Mission Action Plan 2020’s stated goal is to help retain low- and moderate-income residents; community-serving small businesses (including light industrial uses, called PDR) and nonprofits in order to preserve the socioeconomic diversity of the Mission neighborhood.
MAP2020’s Areas of Focus:
– Tenant Protections
– Existing Housing Preservation
– New Housing Production
– Neighborhood Housing Access
– Small business, PDR and nonprofits Retention
– Jobs programs
Solutions underway or being considered:
– Mayor’s Neighborhood Preference Program for BMRs and affordable housing
– Small sites acquisition, such as 490 South Van Ness
– Displacement and relocation funding for nonprofits
– Free technical assistance for PDR businesses
– Housing Bond funding in regular capital planning cycle
– Calle 24 commercial interim zoning controls (a separate, but parallel process)

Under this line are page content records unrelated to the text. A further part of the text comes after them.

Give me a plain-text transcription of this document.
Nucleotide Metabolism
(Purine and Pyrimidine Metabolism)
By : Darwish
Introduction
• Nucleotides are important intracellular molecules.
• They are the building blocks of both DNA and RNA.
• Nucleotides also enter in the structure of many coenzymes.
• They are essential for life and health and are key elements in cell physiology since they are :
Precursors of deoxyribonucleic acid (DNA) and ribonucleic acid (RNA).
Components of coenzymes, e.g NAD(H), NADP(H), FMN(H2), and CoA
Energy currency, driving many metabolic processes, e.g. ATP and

– Building the four proposed 100% affordable sites in the Mission (260-300 units)
– Affordable Housing Density Bonus Program specifically for the Mission
So far, nothing in the draft plan considers upzoning Mission Street which was once on the table as part of the 2008 Eastern Neighborhood Area Plan, then inexplicably forgotten. As of now, the MAP2020 relies mainly on the local density bonus program and the four affordable sites already in MOH’s portfolio to reach their goals of 1500 – 3000 new affordable homes. However, if there’s a moratorium on building new market-rate housing in the Mission for 18-30 months, new market-rate housing could not start up again until May 2018, leaving only 1.5 years to build hundreds of affordable homes, a completely unrealistic goal.
A financial institution member at the Reg Com meeting pointed out that without having a realistic funding plan tied to the MAP2020, it will be useless and hypothetical. The SFHAC couldn’t agree more. All housing, whether affordable or market-rate, needs funding to make it possible. And right now, the largest single source of funding for affordable housing comes from market-rate production. The federal sources of funding are shrinking, the state pots of money are woefully lean, and without allowing market-rate developers to build BMRs or pay millions in fees to the Mayor’s Office of Housing, there’s no reliable funding source to subsidize affordable housing. The Housing Bond by itself is unable to achieve the affordability goals for the Mission on its own.
The Planning Department plans to deliver a draft of the MAP2020 this winter with two more community meetings planned this autumn. In response to the Planning Department’s call for comments to the Plan, the SFHAC started a small working group to compile our recommendations which we will present at our next Regulatory Committee meeting on Friday, September 11th.